The increases, proposed by the Tariff Policy Committee, average 12.5 percent. But the increases are not uniform. Some uses will see greater hikes, while daily commuters will see the possibility of an actual price decline.
Were subtly giving some residents a bonus, but you have to know how to use the system, said TPC chair Alice Tawresey of Bainbridge Island when the proposed increases were first announced.
Central Sound workshops will be held from 4 to 7 p.m. February 20 at the Bainbridge Island terminal, from 6:30 to 8:30 p.m. February 26 at Sedgwick Junior High School in Port Orchard, from 6:30 to 8:30 p.m. February 28 at Mountain View Middle School in Bremerton and from 6 to 8 p.m. March 4 at Kingston Junior High School.
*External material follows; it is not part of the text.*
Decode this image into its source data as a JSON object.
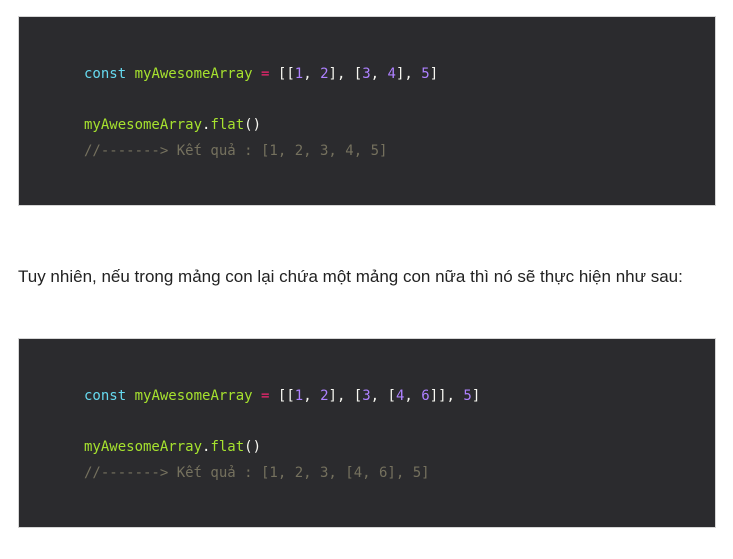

The meetings will take the form of open houses. There will be no formal presentation, but state ferry personnel will be on hand to answer questions and to take comment.
Under the proposal, round-trip passenger fares on the auto ferries would increase to $5 from the present $4.50 on the Central Sound routes to Bremerton, Bainbridge Island and Kingston. Passenger-only boat fares would go to $7.10 from the present $6.50.
Auto-driver fares would go to $9 each way instead of the present $8, and would increase to $11.25 during the summer, up from the present $10.
The biggest increase would be in the cost of ten-ride coupon books.
Passenger books would go from $31.50 to $41 for auto ferries and from $51.50 to $61 on foot ferries.
But daily auto-ferry commuters could save money by buying a monthly pass for
$61.20, a reduction from the current price of $66.20. In a month where the commuter makes 20 trips back and forth a typical work month the daily
commuting cost would be $3.06, cheaper than the present coupon-book price of $3.15.
Comments can also be submitted in writing to WSF, directed to Tariff Proposal, 2911 Second Avenue, Seattle, WA 98121, or sent by fax to (206) 515-7977.
The TPC is an advisory body to the Washington Transportation Commission, which will make a final decision on the fare-hike proposal. The commission will hold a public meeting at 10 a.m. on April 4 in the Snoqualmi Room on the 4th floor of the King County Courthouse, 516 3d Avenue.
If the commission approves the proposal at its April meeting, the increase will go into effect May 12. The increase is the second of a planned series of hikes that will let the
WSF recover 80 percent of its operating costs from users. The remaining 20 percent and all of the systems capital costs come from the state, but that funding took an annual hit of some $40 million when the value-based Motor Vehicle Excise Tax was repealed in early 2000.